Das Arbeitsgericht hat die Anträge des Betriebsrats abgewiesen. Die hiergegen gerichtete Beschwerde des Betriebsrats hat das Landesarbeitsgericht mit Beschluß vom 1. Oktober 1991 zurückgewiesen und zugleich im Tenor der angefochtenen Entscheidung die Rechtsbeschwerde zugelassen. Mit der Rechtsbeschwerde verfolgt der Betriebsrat seine vor dem Landesarbeitsgericht gestellten Anträge weiter, während der Arbeitgeber bittet, die Rechtsbeschwerde zurückzuweisen.

B.Die Rechtsbeschwerde ist nicht begründet. I.Die Rechtsbeschwerde ist zulässig. Nach § 94 Abs. 2 Satz 2 ArbGG ist in der Rechtsbeschwerdebegründung anzugeben, inwieweit eine Abänderung der angefochtenen Entscheidung beantragt wird.
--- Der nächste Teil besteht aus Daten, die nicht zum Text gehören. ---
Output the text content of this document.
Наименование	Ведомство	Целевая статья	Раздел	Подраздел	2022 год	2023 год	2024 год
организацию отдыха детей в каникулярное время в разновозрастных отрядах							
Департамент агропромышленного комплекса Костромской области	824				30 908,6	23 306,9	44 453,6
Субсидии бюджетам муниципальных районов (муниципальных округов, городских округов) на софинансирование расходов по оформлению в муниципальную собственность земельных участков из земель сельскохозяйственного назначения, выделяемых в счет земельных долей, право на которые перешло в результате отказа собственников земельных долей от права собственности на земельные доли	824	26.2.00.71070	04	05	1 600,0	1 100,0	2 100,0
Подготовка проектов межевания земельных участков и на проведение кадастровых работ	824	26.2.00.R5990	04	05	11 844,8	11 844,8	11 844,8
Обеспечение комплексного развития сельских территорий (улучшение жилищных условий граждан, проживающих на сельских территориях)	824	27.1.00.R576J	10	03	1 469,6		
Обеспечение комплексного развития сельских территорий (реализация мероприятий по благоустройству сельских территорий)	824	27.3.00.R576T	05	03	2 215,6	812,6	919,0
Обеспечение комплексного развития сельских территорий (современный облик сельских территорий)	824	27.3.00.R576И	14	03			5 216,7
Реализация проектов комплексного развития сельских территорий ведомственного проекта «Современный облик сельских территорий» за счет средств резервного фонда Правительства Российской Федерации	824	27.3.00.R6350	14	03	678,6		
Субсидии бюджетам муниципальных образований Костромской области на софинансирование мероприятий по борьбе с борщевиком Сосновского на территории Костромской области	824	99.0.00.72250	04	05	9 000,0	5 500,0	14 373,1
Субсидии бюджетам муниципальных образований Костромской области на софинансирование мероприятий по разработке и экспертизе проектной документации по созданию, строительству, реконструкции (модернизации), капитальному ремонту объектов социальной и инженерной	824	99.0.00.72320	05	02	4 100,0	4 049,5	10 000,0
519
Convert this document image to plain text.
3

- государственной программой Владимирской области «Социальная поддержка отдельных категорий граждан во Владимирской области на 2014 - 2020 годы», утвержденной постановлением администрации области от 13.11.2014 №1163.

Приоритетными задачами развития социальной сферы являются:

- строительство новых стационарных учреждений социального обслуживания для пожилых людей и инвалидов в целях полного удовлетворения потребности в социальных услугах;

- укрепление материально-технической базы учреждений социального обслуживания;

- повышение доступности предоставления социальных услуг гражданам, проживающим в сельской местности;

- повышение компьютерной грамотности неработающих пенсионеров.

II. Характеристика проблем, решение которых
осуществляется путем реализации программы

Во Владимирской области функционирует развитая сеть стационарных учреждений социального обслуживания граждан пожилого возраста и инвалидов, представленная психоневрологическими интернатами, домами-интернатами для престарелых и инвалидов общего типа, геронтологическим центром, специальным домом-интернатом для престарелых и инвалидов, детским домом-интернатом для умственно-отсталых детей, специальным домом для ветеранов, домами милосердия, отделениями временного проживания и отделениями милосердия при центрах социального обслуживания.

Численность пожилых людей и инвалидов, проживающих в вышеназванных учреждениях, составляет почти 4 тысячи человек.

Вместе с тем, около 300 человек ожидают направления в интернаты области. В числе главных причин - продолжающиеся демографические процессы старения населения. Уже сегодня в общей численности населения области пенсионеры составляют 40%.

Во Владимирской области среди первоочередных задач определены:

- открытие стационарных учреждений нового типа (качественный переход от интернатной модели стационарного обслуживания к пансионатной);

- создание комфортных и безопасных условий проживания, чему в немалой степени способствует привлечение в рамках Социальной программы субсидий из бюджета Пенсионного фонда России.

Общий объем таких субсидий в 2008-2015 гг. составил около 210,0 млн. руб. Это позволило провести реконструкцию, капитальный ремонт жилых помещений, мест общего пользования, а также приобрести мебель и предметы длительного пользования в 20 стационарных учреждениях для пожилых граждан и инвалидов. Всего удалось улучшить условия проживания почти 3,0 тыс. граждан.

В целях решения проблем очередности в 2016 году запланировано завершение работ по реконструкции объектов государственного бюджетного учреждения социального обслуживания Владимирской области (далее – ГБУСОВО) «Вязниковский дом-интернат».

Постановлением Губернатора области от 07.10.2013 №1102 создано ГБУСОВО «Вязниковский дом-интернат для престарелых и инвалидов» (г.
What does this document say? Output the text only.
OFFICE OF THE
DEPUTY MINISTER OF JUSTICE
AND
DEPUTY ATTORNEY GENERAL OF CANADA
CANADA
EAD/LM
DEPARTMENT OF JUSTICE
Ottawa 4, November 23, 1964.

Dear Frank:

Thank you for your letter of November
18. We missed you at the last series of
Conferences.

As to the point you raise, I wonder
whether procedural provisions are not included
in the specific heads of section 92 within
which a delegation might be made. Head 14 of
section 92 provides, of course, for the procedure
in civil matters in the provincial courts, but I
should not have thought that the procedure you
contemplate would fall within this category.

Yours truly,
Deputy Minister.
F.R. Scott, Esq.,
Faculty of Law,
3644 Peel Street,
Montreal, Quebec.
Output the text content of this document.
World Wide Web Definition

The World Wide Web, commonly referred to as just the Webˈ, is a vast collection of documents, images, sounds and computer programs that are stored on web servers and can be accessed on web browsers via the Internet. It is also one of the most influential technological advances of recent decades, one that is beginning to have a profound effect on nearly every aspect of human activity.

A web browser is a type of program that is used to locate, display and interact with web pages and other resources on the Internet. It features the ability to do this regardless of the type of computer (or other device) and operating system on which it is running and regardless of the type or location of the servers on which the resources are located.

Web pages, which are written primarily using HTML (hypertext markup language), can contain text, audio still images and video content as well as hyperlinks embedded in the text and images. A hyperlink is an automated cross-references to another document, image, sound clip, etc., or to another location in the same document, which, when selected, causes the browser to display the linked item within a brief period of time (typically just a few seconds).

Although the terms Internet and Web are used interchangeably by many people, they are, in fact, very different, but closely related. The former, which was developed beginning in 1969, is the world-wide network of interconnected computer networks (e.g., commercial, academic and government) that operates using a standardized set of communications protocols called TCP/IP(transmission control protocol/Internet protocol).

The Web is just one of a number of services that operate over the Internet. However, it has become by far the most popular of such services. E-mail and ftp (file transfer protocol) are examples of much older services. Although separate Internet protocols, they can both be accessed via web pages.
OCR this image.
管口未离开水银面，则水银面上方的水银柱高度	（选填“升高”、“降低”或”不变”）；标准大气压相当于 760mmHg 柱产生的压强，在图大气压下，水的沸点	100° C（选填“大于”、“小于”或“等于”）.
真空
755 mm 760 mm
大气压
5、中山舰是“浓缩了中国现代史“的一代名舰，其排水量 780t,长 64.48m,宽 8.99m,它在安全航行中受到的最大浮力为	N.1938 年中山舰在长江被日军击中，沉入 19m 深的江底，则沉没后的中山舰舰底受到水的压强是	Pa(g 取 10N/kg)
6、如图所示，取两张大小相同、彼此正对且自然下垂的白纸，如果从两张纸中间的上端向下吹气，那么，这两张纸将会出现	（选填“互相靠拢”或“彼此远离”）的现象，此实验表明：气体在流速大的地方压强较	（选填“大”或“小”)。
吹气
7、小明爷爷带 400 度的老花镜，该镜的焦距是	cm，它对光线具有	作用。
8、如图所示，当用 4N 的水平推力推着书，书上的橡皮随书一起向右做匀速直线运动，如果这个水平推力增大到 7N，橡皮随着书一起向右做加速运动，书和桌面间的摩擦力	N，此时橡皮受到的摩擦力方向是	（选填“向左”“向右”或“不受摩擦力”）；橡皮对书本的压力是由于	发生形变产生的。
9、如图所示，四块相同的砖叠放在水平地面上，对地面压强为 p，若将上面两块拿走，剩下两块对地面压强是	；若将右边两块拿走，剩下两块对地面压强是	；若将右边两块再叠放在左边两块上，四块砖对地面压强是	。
Zwar hat der Betriebsrat in der Rechtsbeschwerdeinstanz keinen Sachantrag gestellt, sondern nur Aufhebung des Beschlusses des Landesarbeitsgerichts und Zurückverweisung beantragt. Seinem gesamten Vortrag ist aber zu entnehmen, daß er alle Sachanträge, d.h. Haupt- und Hilfsanträge, weiterverfolgt. Den Anforderungen an einen Rechtsmittelantrag ist damit Genüge getan (vgl. Senatsbeschluß vom 22. Oktober 1985 - 1 ABR 81/83 - AP Nr. 24 zu § 99 BetrVG 1972, zu B I der Gründe, m.w.N.).

II.Die Beteiligung eines nicht Beteiligten durch das Landesarbeitsgericht kann vom Bundesarbeitsgericht nur auf eine förmliche Rüge dieses Verfahrensfehlers hin geprüft werden (Germelmann/ Matthes/Prütting, ArbGG, § 83 Rz 35). Dies ist nicht geschehen, so daß davon auszugehen ist, daß die Arbeitnehmerin F Beteiligte ist.

III.Die Rechtsbeschwerde ist nicht begründet, da die Anträge des Betriebsrats unzulässig sind.

1.Mit dem Haupt- und dem ersten Hilfsantrag macht der Betriebsrat die Unwirksamkeit der im Arbeitsvertrag der Arbeitnehmerin F vereinbarten Befristungsklausel geltend.

a)Das Landesarbeitsgericht hat diesen Rechtsstreit richtigerweise im Beschlußverfahren entschieden.

aa)Die Prüfung der Frage, ob das Landesarbeitsgericht in der richtigen Verfahrensart entschieden hat, ist dem Senat nicht deswegen versagt, weil nach § 93 Abs. 2 ArbGG in Verbindung mit § 65 ArbGG in der Fassung des 4. VwGO-ÄndG vom 17. Dezember 1990 (BGBl. I S. 2809) das Rechtsmittelgericht nicht prüft, ob die Verfahrensart zulässig ist.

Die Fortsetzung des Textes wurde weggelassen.